Premier, Dr Leigh said, had not disclosed what “the back of my envelope says – that Premier Investments got more than $100 million in Jobkeeper, unlike almost every other listed company”.
The company’s reporting requirements would depend on the “materiality in the context of its operating position”, responded Commissioner Armour.
“I’m surprised you say it is not material, given, potentially, the under-reporting of tens of millions of dollars,” said Dr Leigh. “Are there companies where tens of millions don’t matter to investors?”
Dr Leigh also pushed the line of questioning with ASIC’s new chair Joe Longo.
“If I’m a CEO of a big Australian company, I can make a mistake in my reporting which is out by tens of millions of dollars and ASIC is not going to do anything about it?” he asked.
Mr Longo replied “I didn’t say that”, and explained that each situation would be viewed under its own circumstances.
Funds in the gun on collective ownership
The committee also questioned ACCC chair Rod Sims over the influence of collective investment holdings on competition policy. Committee chair, Liberal member Tim Wilson, brought up the recent bid for the publicly-listed Sydney Airport by industry super fund umbrella investment group IFM Investors.

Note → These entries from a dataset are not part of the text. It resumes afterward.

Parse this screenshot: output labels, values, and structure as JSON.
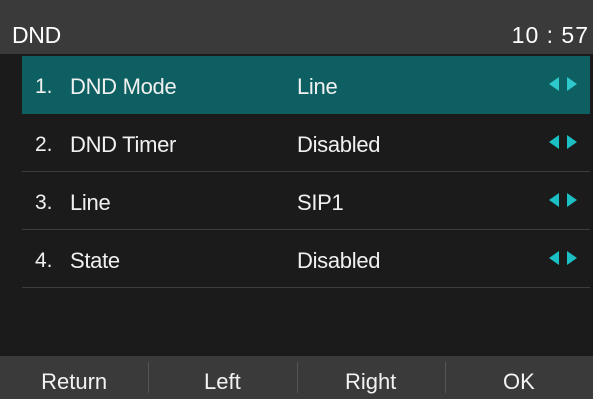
{
  "status": {
    "title": "DND",
    "time": "10 : 57"
  },
  "menu": {
    "items": [
      {
        "number": "1.",
        "label": "DND Mode",
        "value": "Line",
        "selected": true
      },
      {
        "number": "2.",
        "label": "DND Timer",
        "value": "Disabled",
        "selected": false
      },
      {
        "number": "3.",
        "label": "Line",
        "value": "SIP1",
        "selected": false
      },
      {
        "number": "4.",
        "label": "State",
        "value": "Disabled",
        "selected": false
      }
    ],
    "arrow_icons": [
      "triangle-left-icon",
      "triangle-right-icon"
    ]
  },
  "softkeys": {
    "return_label": "Return",
    "left_label": "Left",
    "right_label": "Right",
    "ok_label": "OK"
  },
  "colors": {
    "selection": "#0d5f61",
    "arrow": "#1ac0c4",
    "background": "#1b1b1b",
    "bar": "#3a3a3a"
  }
}
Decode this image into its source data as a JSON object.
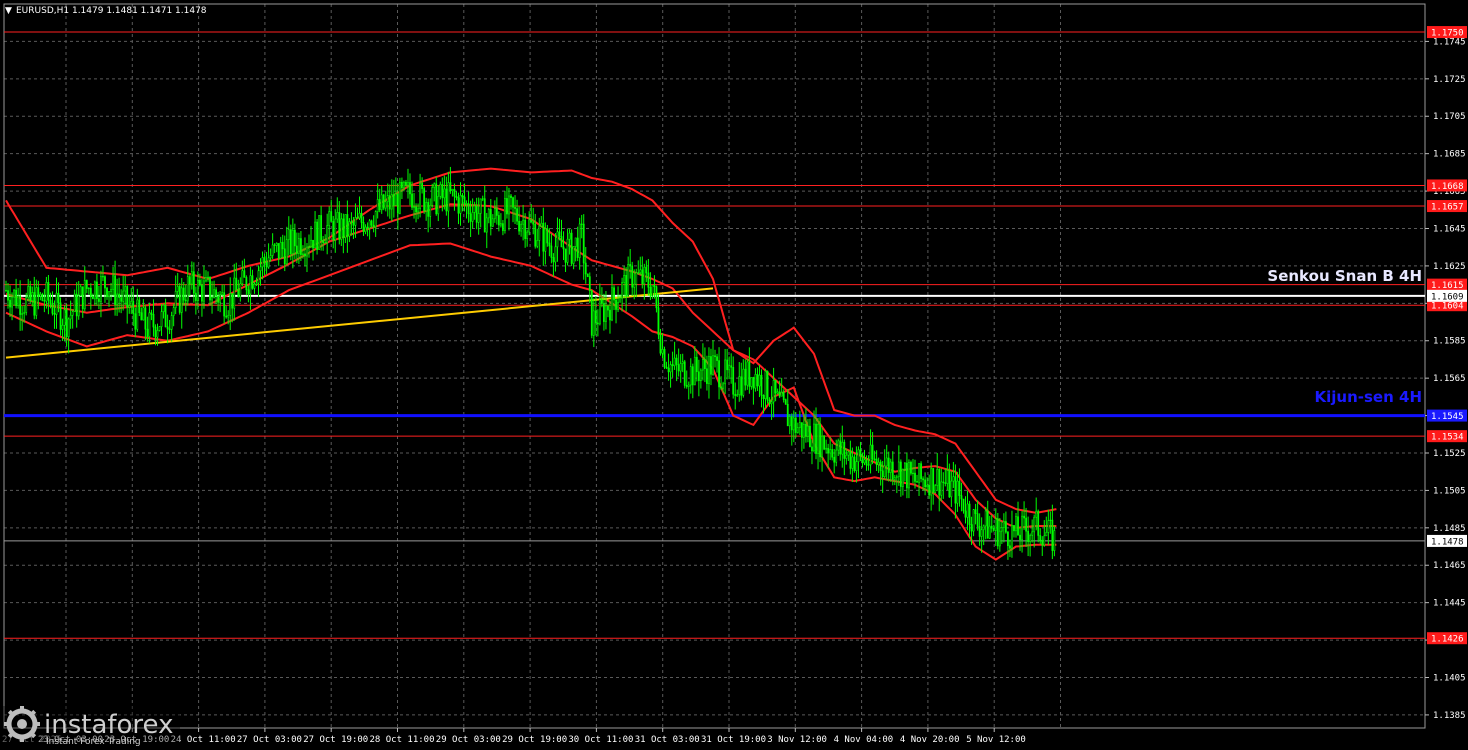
{
  "header": {
    "symbol_text": "EURUSD,H1  1.1479 1.1481 1.1471 1.1478",
    "arrow": "▼"
  },
  "chart_data": {
    "type": "candlestick",
    "symbol": "EURUSD",
    "timeframe": "H1",
    "ohlc_last": {
      "open": 1.1479,
      "high": 1.1481,
      "low": 1.1471,
      "close": 1.1478
    },
    "ylim": [
      1.1378,
      1.1765
    ],
    "price_ticks": [
      1.1745,
      1.1725,
      1.1705,
      1.1685,
      1.1665,
      1.1645,
      1.1625,
      1.1605,
      1.1585,
      1.1565,
      1.1545,
      1.1525,
      1.1505,
      1.1485,
      1.1465,
      1.1445,
      1.1425,
      1.1405,
      1.1385
    ],
    "time_labels": [
      "23 Oct 03:00",
      "23 Oct 19:00",
      "24 Oct 11:00",
      "27 Oct 03:00",
      "27 Oct 19:00",
      "28 Oct 11:00",
      "29 Oct 03:00",
      "29 Oct 19:00",
      "30 Oct 11:00",
      "31 Oct 03:00",
      "31 Oct 19:00",
      "3 Nov 12:00",
      "4 Nov 04:00",
      "4 Nov 20:00",
      "5 Nov 12:00"
    ],
    "levels": [
      {
        "price": 1.175,
        "label": "1.1750",
        "color": "#ff2020"
      },
      {
        "price": 1.1668,
        "label": "1.1668",
        "color": "#ff2020"
      },
      {
        "price": 1.1657,
        "label": "1.1657",
        "color": "#ff2020"
      },
      {
        "price": 1.1615,
        "label": "1.1615",
        "color": "#ff2020"
      },
      {
        "price": 1.1604,
        "label": "1.1604",
        "color": "#ff2020"
      },
      {
        "price": 1.1534,
        "label": "1.1534",
        "color": "#ff2020"
      },
      {
        "price": 1.1426,
        "label": "1.1426",
        "color": "#ff2020"
      }
    ],
    "senkou_span_b": {
      "price": 1.1609,
      "label": "1.1609",
      "text": "Senkou Snan B 4H",
      "color": "#ffffff"
    },
    "kijun_sen": {
      "price": 1.1545,
      "label": "1.1545",
      "text": "Kijun-sen 4H",
      "color": "#1010ff"
    },
    "current_price": {
      "price": 1.1478,
      "label": "1.1478"
    },
    "trendline": {
      "from": {
        "bar": 0,
        "price": 1.1576
      },
      "to": {
        "bar": 350,
        "price": 1.1613
      },
      "color": "#ffcc00"
    },
    "bollinger": {
      "anchor_bars": [
        0,
        20,
        40,
        60,
        80,
        100,
        120,
        140,
        160,
        180,
        200,
        220,
        240,
        260,
        280,
        290,
        300,
        310,
        320,
        330,
        340,
        350,
        360,
        370,
        380,
        390,
        400,
        410,
        420,
        430,
        440,
        450,
        460,
        470,
        480,
        490,
        500,
        510,
        520
      ],
      "upper": [
        1.166,
        1.1624,
        1.1622,
        1.162,
        1.1624,
        1.1618,
        1.1625,
        1.163,
        1.164,
        1.1655,
        1.1668,
        1.1675,
        1.1677,
        1.1675,
        1.1676,
        1.1672,
        1.167,
        1.1666,
        1.166,
        1.1648,
        1.1638,
        1.1618,
        1.158,
        1.1573,
        1.1585,
        1.1592,
        1.1578,
        1.1548,
        1.1545,
        1.1545,
        1.154,
        1.1537,
        1.1535,
        1.153,
        1.1515,
        1.15,
        1.1495,
        1.1493,
        1.1495
      ],
      "middle": [
        1.161,
        1.1604,
        1.16,
        1.1603,
        1.1605,
        1.1604,
        1.1615,
        1.1626,
        1.1638,
        1.1645,
        1.1652,
        1.1658,
        1.1657,
        1.165,
        1.1635,
        1.1628,
        1.1625,
        1.1622,
        1.1618,
        1.1613,
        1.16,
        1.159,
        1.158,
        1.1575,
        1.1565,
        1.1555,
        1.1545,
        1.153,
        1.1525,
        1.152,
        1.1515,
        1.1517,
        1.1518,
        1.1515,
        1.15,
        1.149,
        1.1485,
        1.1486,
        1.1486
      ],
      "lower": [
        1.16,
        1.159,
        1.1582,
        1.1588,
        1.1585,
        1.159,
        1.16,
        1.1612,
        1.162,
        1.1628,
        1.1636,
        1.1637,
        1.163,
        1.1625,
        1.1615,
        1.1612,
        1.1605,
        1.1598,
        1.159,
        1.1587,
        1.1582,
        1.157,
        1.1545,
        1.154,
        1.1555,
        1.156,
        1.153,
        1.1512,
        1.151,
        1.1512,
        1.151,
        1.1508,
        1.1503,
        1.1492,
        1.1475,
        1.1468,
        1.1475,
        1.1476,
        1.1476
      ]
    },
    "price_path": {
      "anchor_bars": [
        0,
        10,
        20,
        30,
        40,
        50,
        60,
        70,
        80,
        90,
        100,
        110,
        120,
        130,
        140,
        150,
        160,
        170,
        180,
        190,
        200,
        210,
        220,
        230,
        240,
        250,
        260,
        270,
        280,
        285,
        290,
        300,
        310,
        320,
        325,
        330,
        340,
        350,
        360,
        370,
        380,
        390,
        400,
        410,
        420,
        430,
        440,
        450,
        460,
        470,
        480,
        490,
        500,
        510,
        520
      ],
      "close": [
        1.1612,
        1.1605,
        1.1608,
        1.1596,
        1.1613,
        1.1616,
        1.1604,
        1.1592,
        1.1598,
        1.1614,
        1.1612,
        1.1606,
        1.1618,
        1.163,
        1.1636,
        1.164,
        1.1646,
        1.1644,
        1.1652,
        1.1658,
        1.1664,
        1.166,
        1.1662,
        1.1656,
        1.165,
        1.1654,
        1.1646,
        1.1636,
        1.1634,
        1.164,
        1.1595,
        1.1606,
        1.162,
        1.1615,
        1.158,
        1.157,
        1.1568,
        1.1572,
        1.1562,
        1.1568,
        1.1555,
        1.154,
        1.1534,
        1.1527,
        1.1522,
        1.152,
        1.1518,
        1.151,
        1.1512,
        1.1505,
        1.1488,
        1.1484,
        1.1482,
        1.1486,
        1.1478
      ]
    },
    "bar_count": 520,
    "colors": {
      "background": "#000000",
      "grid": "#5a5a5a",
      "candle_up": "#00ff00",
      "candle_down": "#00ff00",
      "axis_text": "#ffffff",
      "bollinger": "#ff2020"
    }
  },
  "watermark": {
    "brand": "instaforex",
    "tagline": "Instant Forex Trading"
  },
  "left_axis_partial": "27 Oct 2025"
}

“In the context of the Sydney Airport bid, you had UniSuper telling Sydney Airport to essentially transfer the ownership over to a company in which they are an entity [part owner] – IFM Investors,” Mr Wilson said.

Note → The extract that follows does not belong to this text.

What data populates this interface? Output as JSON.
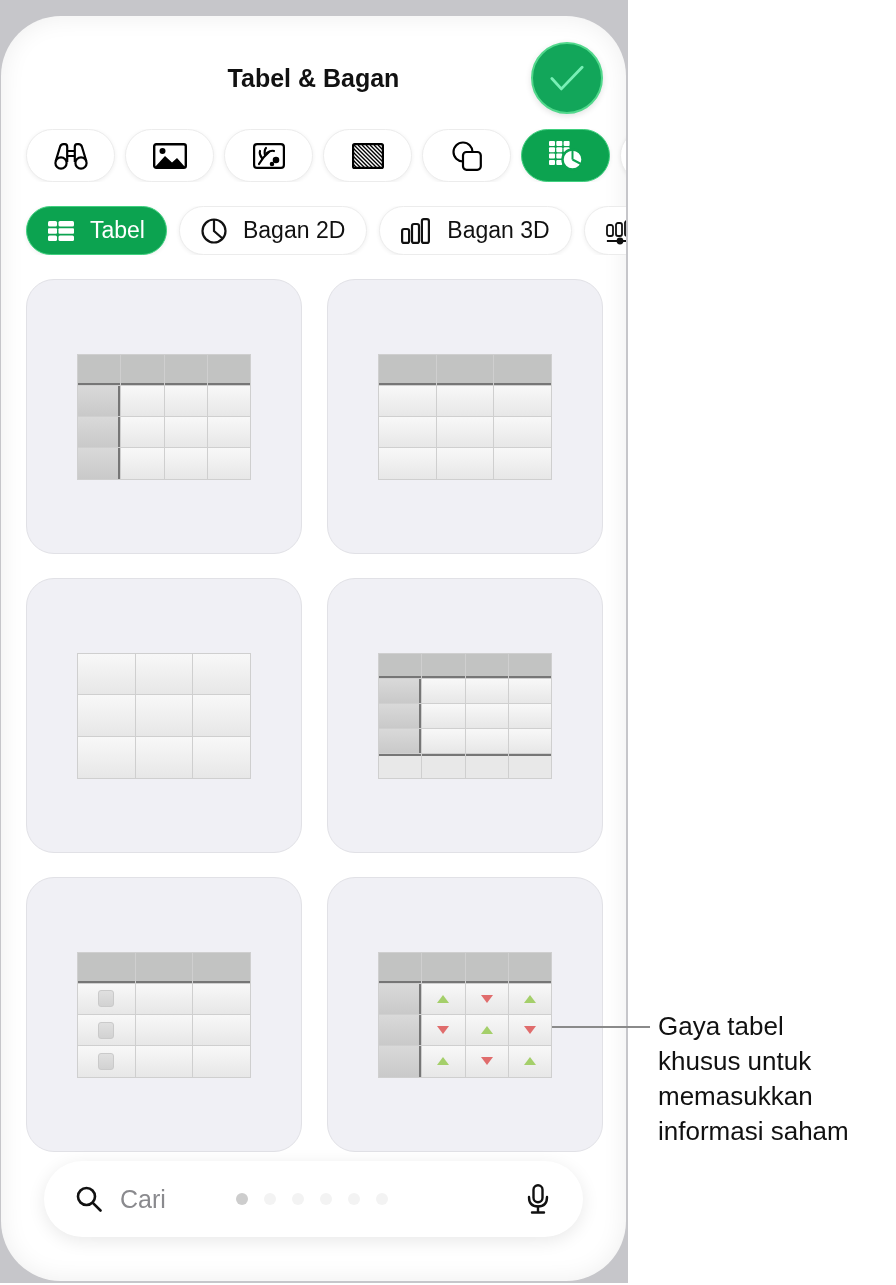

This and a number of other bids could be characterised as super fund owners agreeing to be part of a sale, he said, “but only if it’s to a bid that includes them even if the alternative competitive bid would have been better and delivered a better return”.
Such examples “raise an issue about whether these sorts of acquisitions are being motivated by, let’s say, more than the capacity to seek a return in a competitive market”, Mr Wilson added.

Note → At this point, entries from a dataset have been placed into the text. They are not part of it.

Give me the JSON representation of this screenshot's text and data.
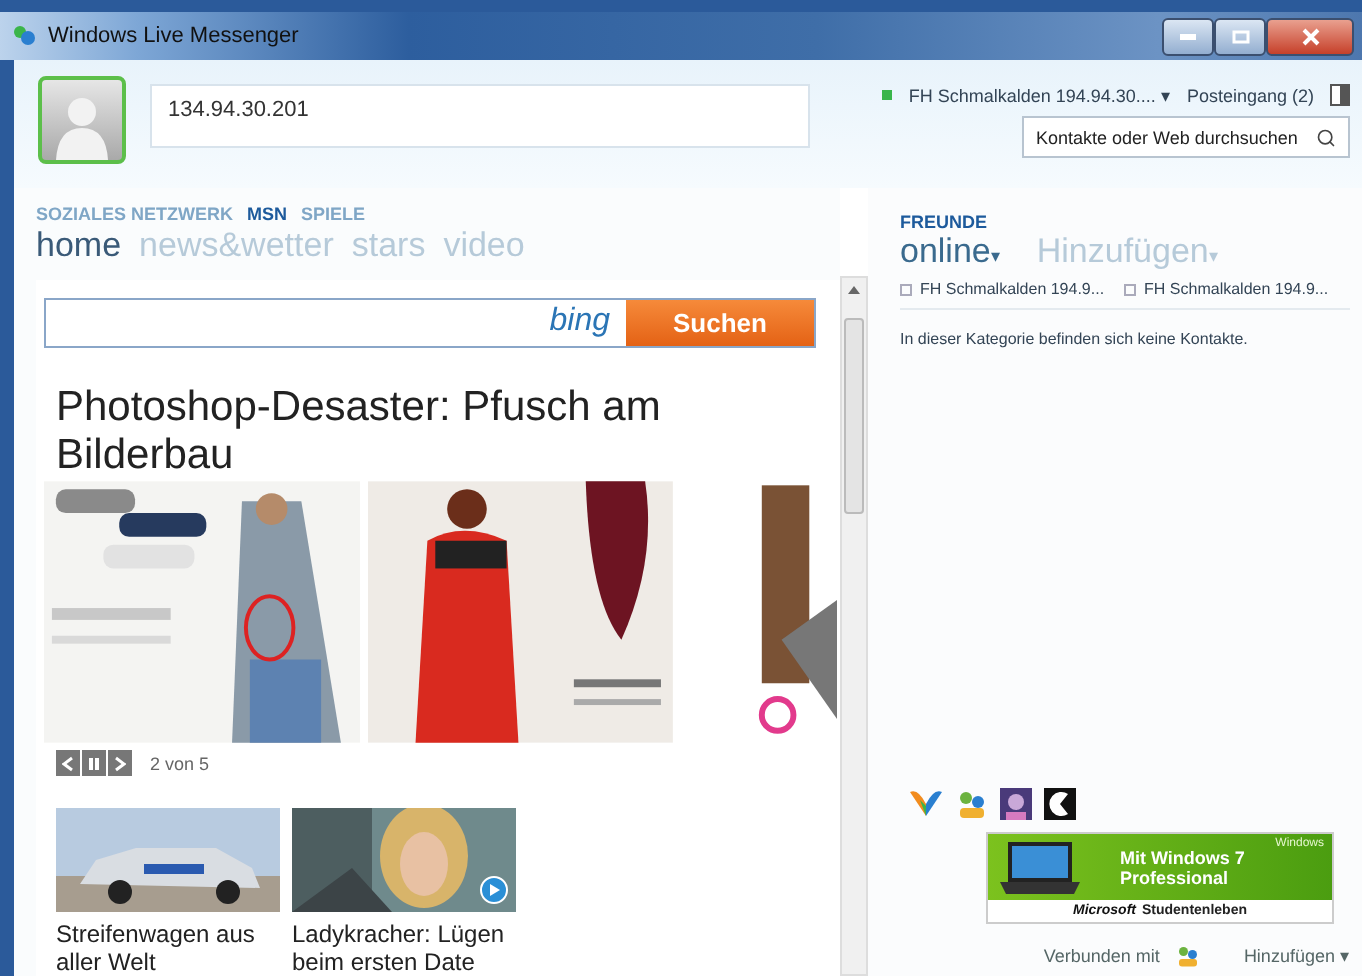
{
  "window": {
    "title": "Windows Live Messenger"
  },
  "profile": {
    "message": "134.94.30.201"
  },
  "status": {
    "label": "FH Schmalkalden 194.94.30....",
    "caret": "▾",
    "inbox": "Posteingang (2)"
  },
  "search": {
    "placeholder": "Kontakte oder Web durchsuchen"
  },
  "sections": [
    {
      "label": "SOZIALES NETZWERK",
      "selected": false
    },
    {
      "label": "MSN",
      "selected": true
    },
    {
      "label": "SPIELE",
      "selected": false
    }
  ],
  "tabs": [
    {
      "label": "home",
      "selected": true
    },
    {
      "label": "news&wetter",
      "selected": false
    },
    {
      "label": "stars",
      "selected": false
    },
    {
      "label": "video",
      "selected": false
    }
  ],
  "bing": {
    "logo": "bing",
    "button": "Suchen"
  },
  "headline": "Photoshop-Desaster: Pfusch am Bilderbau",
  "slideshow": {
    "counter": "2 von 5"
  },
  "teasers": [
    {
      "caption": "Streifenwagen aus aller Welt",
      "kind": "car",
      "video": false
    },
    {
      "caption": "Ladykracher: Lügen beim ersten Date",
      "kind": "person",
      "video": true
    }
  ],
  "friends": {
    "heading": "FREUNDE",
    "views": [
      {
        "label": "online",
        "caret": "▾",
        "selected": true
      },
      {
        "label": "Hinzufügen",
        "caret": "▾",
        "selected": false
      }
    ],
    "groups": [
      "FH Schmalkalden 194.9...",
      "FH Schmalkalden 194.9..."
    ],
    "empty": "In dieser Kategorie befinden sich keine Kontakte."
  },
  "ad": {
    "badge": "Windows",
    "text": "Mit Windows 7 Professional",
    "brand": "Microsoft",
    "tagline": "Studentenleben"
  },
  "footer": {
    "connected": "Verbunden mit",
    "add": "Hinzufügen",
    "caret": "▾"
  }
}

Mr Sims responded that the ACCC would look at such deals from a perspective of whether they would result in “a substantial lessening of competition”. If the deal was seen as involving anti-competitive agreements, then the ACCC would want to look at “who’s doing what to whom”, Mr Sims said.
Mr Wilson also raised the issue of umbrella investment groups and proxy advisers magnifying the voices of individual shareholders beyond what they would be in normal conditions. Proxy advisers are consultants that advise shareholders how to vote on issues regarding takeovers and at company AGMs.
“You [ACCC] indicated that when you get to accumulated shareholdings of about 10 per cent it starts to raise questions,” Mr Wilson said. The median investment for members of the Australian Council of Superannuation Investors (ACSI) was around 10 per cent and this had gone as high as 30 per cent “for JB Hi-Fi at a point in time”.
Mr Sims responded that the ACCC had looked at the situation with proxy advice groups but said it was not simply a matter of their influence.
“Have they got a position [where they] are significant in advising shareholders in a competitive firm as well?” he said.